Seventy kilometers from Mtwara town lies a spring fresh water Lake, Kitele, which has a unique characteristic of not being fed by any river or valley.
On a cultural line, Mtwara is the spot that over time attracted so many visitors into settlement leading to the establishment of special Swahili Coast culture spiced by the world famous Makonde carvings, named after the superb and unique artistic wood carvers of the Makonde tribe.
As the Tanzania Tourist Board (TTB) breasts itself up to promote tourism in the southern circuit, Mtwara looks all set to receive more visitors. This is due to the fact that the age old communication problem linking it with Dar es Salaam is being solved with the on-going construction of the Kibiti-Lindi road and the completion of the Mkapa Bridge across the Rufiji River. This is on top of the existing access by air and by sea.
To cap it all, the people of Msumbiji, south of Mtwara, will now find it easy to cross the Ruvuma River into Tanzania after the construction of the Umoja Bridge, to pay homage to the fallen heros of the Mozambique Liberation War at Naliendele Cemetery (15 kilometers from town) where FRELIMO (Mozambique Liberation Front) and Uhuru monuments have been erected.

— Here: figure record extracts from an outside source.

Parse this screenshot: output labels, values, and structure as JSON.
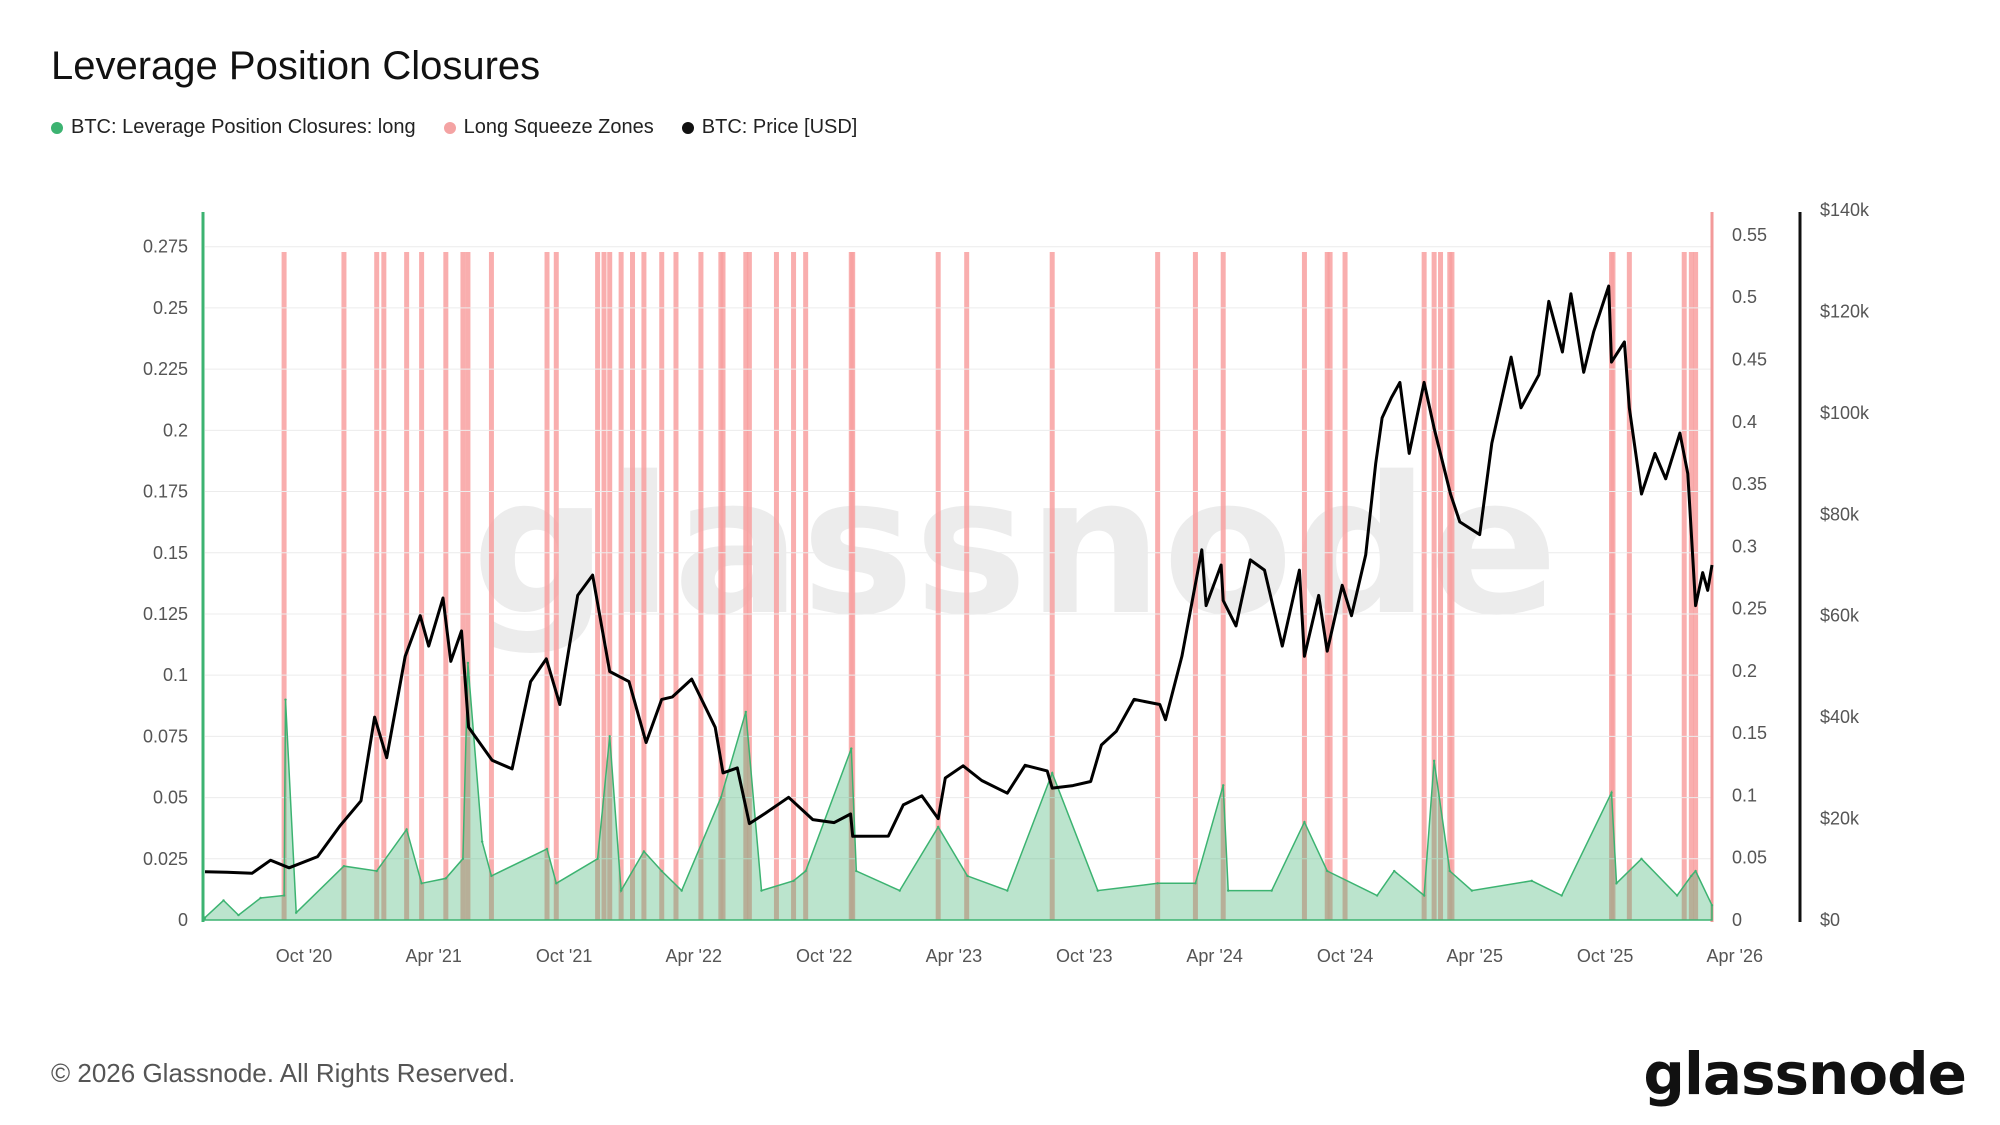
{
  "title": "Leverage Position Closures",
  "legend": [
    {
      "label": "BTC: Leverage Position Closures: long",
      "color": "#3cb371"
    },
    {
      "label": "Long Squeeze Zones",
      "color": "#f4a3a3"
    },
    {
      "label": "BTC: Price [USD]",
      "color": "#111111"
    }
  ],
  "watermark": "glassnode",
  "copyright": "© 2026 Glassnode. All Rights Reserved.",
  "brand": "glassnode",
  "colors": {
    "closures": "#3cb371",
    "squeeze": "#f8a0a0",
    "price": "#000000",
    "axis_left": "#3cb371",
    "axis_mid": "#f39a9a",
    "axis_right": "#111111"
  },
  "chart_data": {
    "type": "line",
    "x_axis": {
      "type": "date",
      "range": [
        "2020-05-15",
        "2026-02-28"
      ],
      "tick_labels": [
        "Oct '20",
        "Apr '21",
        "Oct '21",
        "Apr '22",
        "Oct '22",
        "Apr '23",
        "Oct '23",
        "Apr '24",
        "Oct '24",
        "Apr '25",
        "Oct '25",
        "Apr '26"
      ],
      "tick_dates": [
        "2020-10-01",
        "2021-04-01",
        "2021-10-01",
        "2022-04-01",
        "2022-10-01",
        "2023-04-01",
        "2023-10-01",
        "2024-04-01",
        "2024-10-01",
        "2025-04-01",
        "2025-10-01",
        "2026-04-01"
      ]
    },
    "y_left": {
      "range": [
        0,
        0.29
      ],
      "ticks": [
        "0",
        "0.025",
        "0.05",
        "0.075",
        "0.1",
        "0.125",
        "0.15",
        "0.175",
        "0.2",
        "0.225",
        "0.25",
        "0.275"
      ],
      "tick_values": [
        0,
        0.025,
        0.05,
        0.075,
        0.1,
        0.125,
        0.15,
        0.175,
        0.2,
        0.225,
        0.25,
        0.275
      ]
    },
    "y_mid": {
      "range": [
        0,
        0.57
      ],
      "ticks": [
        "0",
        "0.05",
        "0.1",
        "0.15",
        "0.2",
        "0.25",
        "0.3",
        "0.35",
        "0.4",
        "0.45",
        "0.5",
        "0.55"
      ],
      "tick_values": [
        0,
        0.05,
        0.1,
        0.15,
        0.2,
        0.25,
        0.3,
        0.35,
        0.4,
        0.45,
        0.5,
        0.55
      ]
    },
    "y_right": {
      "range": [
        0,
        140000
      ],
      "ticks": [
        "$0",
        "$20k",
        "$40k",
        "$60k",
        "$80k",
        "$100k",
        "$120k",
        "$140k"
      ],
      "tick_values": [
        0,
        20000,
        40000,
        60000,
        80000,
        100000,
        120000,
        140000
      ]
    },
    "series": [
      {
        "name": "BTC: Leverage Position Closures: long",
        "axis": "left",
        "style": "area",
        "points": [
          [
            "2020-05-15",
            0.001
          ],
          [
            "2020-06-10",
            0.008
          ],
          [
            "2020-07-01",
            0.002
          ],
          [
            "2020-08-01",
            0.009
          ],
          [
            "2020-09-03",
            0.01
          ],
          [
            "2020-09-05",
            0.09
          ],
          [
            "2020-09-20",
            0.003
          ],
          [
            "2020-11-26",
            0.022
          ],
          [
            "2021-01-11",
            0.02
          ],
          [
            "2021-02-22",
            0.037
          ],
          [
            "2021-03-15",
            0.015
          ],
          [
            "2021-04-18",
            0.017
          ],
          [
            "2021-05-12",
            0.025
          ],
          [
            "2021-05-19",
            0.105
          ],
          [
            "2021-06-08",
            0.032
          ],
          [
            "2021-06-21",
            0.018
          ],
          [
            "2021-09-07",
            0.029
          ],
          [
            "2021-09-20",
            0.015
          ],
          [
            "2021-11-17",
            0.025
          ],
          [
            "2021-12-04",
            0.075
          ],
          [
            "2021-12-20",
            0.012
          ],
          [
            "2022-01-21",
            0.028
          ],
          [
            "2022-02-15",
            0.02
          ],
          [
            "2022-03-15",
            0.012
          ],
          [
            "2022-05-09",
            0.05
          ],
          [
            "2022-06-13",
            0.085
          ],
          [
            "2022-07-05",
            0.012
          ],
          [
            "2022-08-19",
            0.016
          ],
          [
            "2022-09-05",
            0.02
          ],
          [
            "2022-11-08",
            0.07
          ],
          [
            "2022-11-15",
            0.02
          ],
          [
            "2023-01-15",
            0.012
          ],
          [
            "2023-03-10",
            0.038
          ],
          [
            "2023-04-20",
            0.018
          ],
          [
            "2023-06-15",
            0.012
          ],
          [
            "2023-08-17",
            0.06
          ],
          [
            "2023-10-20",
            0.012
          ],
          [
            "2024-01-12",
            0.015
          ],
          [
            "2024-03-05",
            0.015
          ],
          [
            "2024-04-13",
            0.055
          ],
          [
            "2024-04-20",
            0.012
          ],
          [
            "2024-06-20",
            0.012
          ],
          [
            "2024-08-05",
            0.04
          ],
          [
            "2024-09-06",
            0.02
          ],
          [
            "2024-11-15",
            0.01
          ],
          [
            "2024-12-09",
            0.02
          ],
          [
            "2025-01-20",
            0.01
          ],
          [
            "2025-02-03",
            0.065
          ],
          [
            "2025-02-25",
            0.02
          ],
          [
            "2025-03-28",
            0.012
          ],
          [
            "2025-06-20",
            0.016
          ],
          [
            "2025-08-01",
            0.01
          ],
          [
            "2025-10-10",
            0.052
          ],
          [
            "2025-10-17",
            0.015
          ],
          [
            "2025-11-21",
            0.025
          ],
          [
            "2026-01-10",
            0.01
          ],
          [
            "2026-01-30",
            0.018
          ],
          [
            "2026-02-05",
            0.02
          ],
          [
            "2026-02-28",
            0.006
          ]
        ]
      },
      {
        "name": "BTC: Price [USD]",
        "axis": "right",
        "style": "line",
        "points": [
          [
            "2020-05-15",
            9500
          ],
          [
            "2020-06-15",
            9400
          ],
          [
            "2020-07-20",
            9200
          ],
          [
            "2020-08-15",
            11800
          ],
          [
            "2020-09-10",
            10300
          ],
          [
            "2020-10-20",
            12500
          ],
          [
            "2020-11-20",
            18500
          ],
          [
            "2020-12-20",
            23500
          ],
          [
            "2021-01-08",
            40000
          ],
          [
            "2021-01-25",
            32000
          ],
          [
            "2021-02-20",
            52000
          ],
          [
            "2021-03-13",
            60000
          ],
          [
            "2021-03-25",
            54000
          ],
          [
            "2021-04-14",
            63500
          ],
          [
            "2021-04-25",
            51000
          ],
          [
            "2021-05-10",
            57000
          ],
          [
            "2021-05-20",
            38000
          ],
          [
            "2021-06-22",
            31500
          ],
          [
            "2021-07-20",
            29800
          ],
          [
            "2021-08-15",
            47000
          ],
          [
            "2021-09-06",
            51500
          ],
          [
            "2021-09-25",
            42500
          ],
          [
            "2021-10-20",
            64000
          ],
          [
            "2021-11-10",
            68000
          ],
          [
            "2021-12-04",
            49000
          ],
          [
            "2021-12-31",
            47000
          ],
          [
            "2022-01-24",
            35000
          ],
          [
            "2022-02-15",
            43500
          ],
          [
            "2022-03-02",
            44000
          ],
          [
            "2022-03-29",
            47500
          ],
          [
            "2022-05-01",
            38000
          ],
          [
            "2022-05-12",
            29000
          ],
          [
            "2022-06-01",
            30000
          ],
          [
            "2022-06-18",
            19000
          ],
          [
            "2022-07-10",
            21000
          ],
          [
            "2022-08-12",
            24200
          ],
          [
            "2022-09-15",
            19800
          ],
          [
            "2022-10-15",
            19200
          ],
          [
            "2022-11-07",
            20900
          ],
          [
            "2022-11-10",
            16500
          ],
          [
            "2022-12-30",
            16550
          ],
          [
            "2023-01-20",
            22700
          ],
          [
            "2023-02-15",
            24500
          ],
          [
            "2023-03-10",
            20000
          ],
          [
            "2023-03-20",
            28000
          ],
          [
            "2023-04-14",
            30400
          ],
          [
            "2023-05-10",
            27500
          ],
          [
            "2023-06-15",
            25000
          ],
          [
            "2023-07-10",
            30500
          ],
          [
            "2023-08-10",
            29400
          ],
          [
            "2023-08-17",
            26000
          ],
          [
            "2023-09-15",
            26500
          ],
          [
            "2023-10-10",
            27300
          ],
          [
            "2023-10-25",
            34500
          ],
          [
            "2023-11-15",
            37200
          ],
          [
            "2023-12-10",
            43500
          ],
          [
            "2024-01-15",
            42500
          ],
          [
            "2024-01-23",
            39500
          ],
          [
            "2024-02-15",
            52000
          ],
          [
            "2024-03-14",
            73000
          ],
          [
            "2024-03-20",
            62000
          ],
          [
            "2024-04-10",
            70000
          ],
          [
            "2024-04-13",
            63000
          ],
          [
            "2024-05-01",
            58000
          ],
          [
            "2024-05-21",
            71000
          ],
          [
            "2024-06-10",
            69000
          ],
          [
            "2024-07-05",
            54000
          ],
          [
            "2024-07-29",
            69000
          ],
          [
            "2024-08-05",
            52000
          ],
          [
            "2024-08-25",
            64000
          ],
          [
            "2024-09-06",
            53000
          ],
          [
            "2024-09-27",
            66000
          ],
          [
            "2024-10-10",
            60000
          ],
          [
            "2024-10-30",
            72000
          ],
          [
            "2024-11-13",
            90000
          ],
          [
            "2024-11-22",
            99000
          ],
          [
            "2024-12-05",
            103000
          ],
          [
            "2024-12-17",
            106000
          ],
          [
            "2024-12-30",
            92000
          ],
          [
            "2025-01-20",
            106000
          ],
          [
            "2025-02-03",
            97000
          ],
          [
            "2025-02-26",
            84000
          ],
          [
            "2025-03-11",
            78500
          ],
          [
            "2025-04-08",
            76000
          ],
          [
            "2025-04-25",
            94000
          ],
          [
            "2025-05-22",
            111000
          ],
          [
            "2025-06-05",
            101000
          ],
          [
            "2025-06-30",
            107500
          ],
          [
            "2025-07-14",
            122000
          ],
          [
            "2025-08-02",
            112000
          ],
          [
            "2025-08-14",
            123500
          ],
          [
            "2025-09-01",
            108000
          ],
          [
            "2025-09-15",
            116000
          ],
          [
            "2025-10-06",
            125000
          ],
          [
            "2025-10-10",
            110000
          ],
          [
            "2025-10-28",
            114000
          ],
          [
            "2025-11-04",
            101000
          ],
          [
            "2025-11-21",
            84000
          ],
          [
            "2025-12-10",
            92000
          ],
          [
            "2025-12-25",
            87000
          ],
          [
            "2026-01-14",
            96000
          ],
          [
            "2026-01-25",
            88000
          ],
          [
            "2026-02-05",
            62000
          ],
          [
            "2026-02-15",
            68500
          ],
          [
            "2026-02-22",
            65000
          ],
          [
            "2026-02-28",
            70000
          ]
        ]
      }
    ],
    "long_squeeze_zones": [
      "2020-09-03",
      "2020-11-26",
      "2021-01-11",
      "2021-01-21",
      "2021-02-22",
      "2021-03-15",
      "2021-04-18",
      "2021-05-12",
      "2021-05-19",
      "2021-06-21",
      "2021-09-07",
      "2021-09-20",
      "2021-11-17",
      "2021-11-26",
      "2021-12-04",
      "2021-12-20",
      "2022-01-05",
      "2022-01-21",
      "2022-02-15",
      "2022-03-07",
      "2022-04-11",
      "2022-05-09",
      "2022-05-12",
      "2022-06-13",
      "2022-06-18",
      "2022-07-26",
      "2022-08-19",
      "2022-09-05",
      "2022-11-08",
      "2022-11-10",
      "2023-03-10",
      "2023-04-19",
      "2023-08-17",
      "2024-01-12",
      "2024-03-05",
      "2024-04-13",
      "2024-08-05",
      "2024-09-06",
      "2024-09-10",
      "2024-10-01",
      "2025-01-20",
      "2025-02-03",
      "2025-02-12",
      "2025-02-25",
      "2025-02-28",
      "2025-10-10",
      "2025-10-12",
      "2025-11-04",
      "2026-01-20",
      "2026-01-30",
      "2026-02-05"
    ]
  }
}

Visitor accommodation in Mtwara is bound to increase as the Mtwara Corridor area opens up for economic growth. The Mnazi Bay gas project, the port expansion programme to serve land locked southern African countries and the revival of the Mtwara/Nachingwea railway line, constitute the right menu for new hotel investment ventures. The railway line will also boost the cashew-nut industry and connect the planned Liganga coal mining and Mchuchuma iron ore project areas to the Indian Ocean.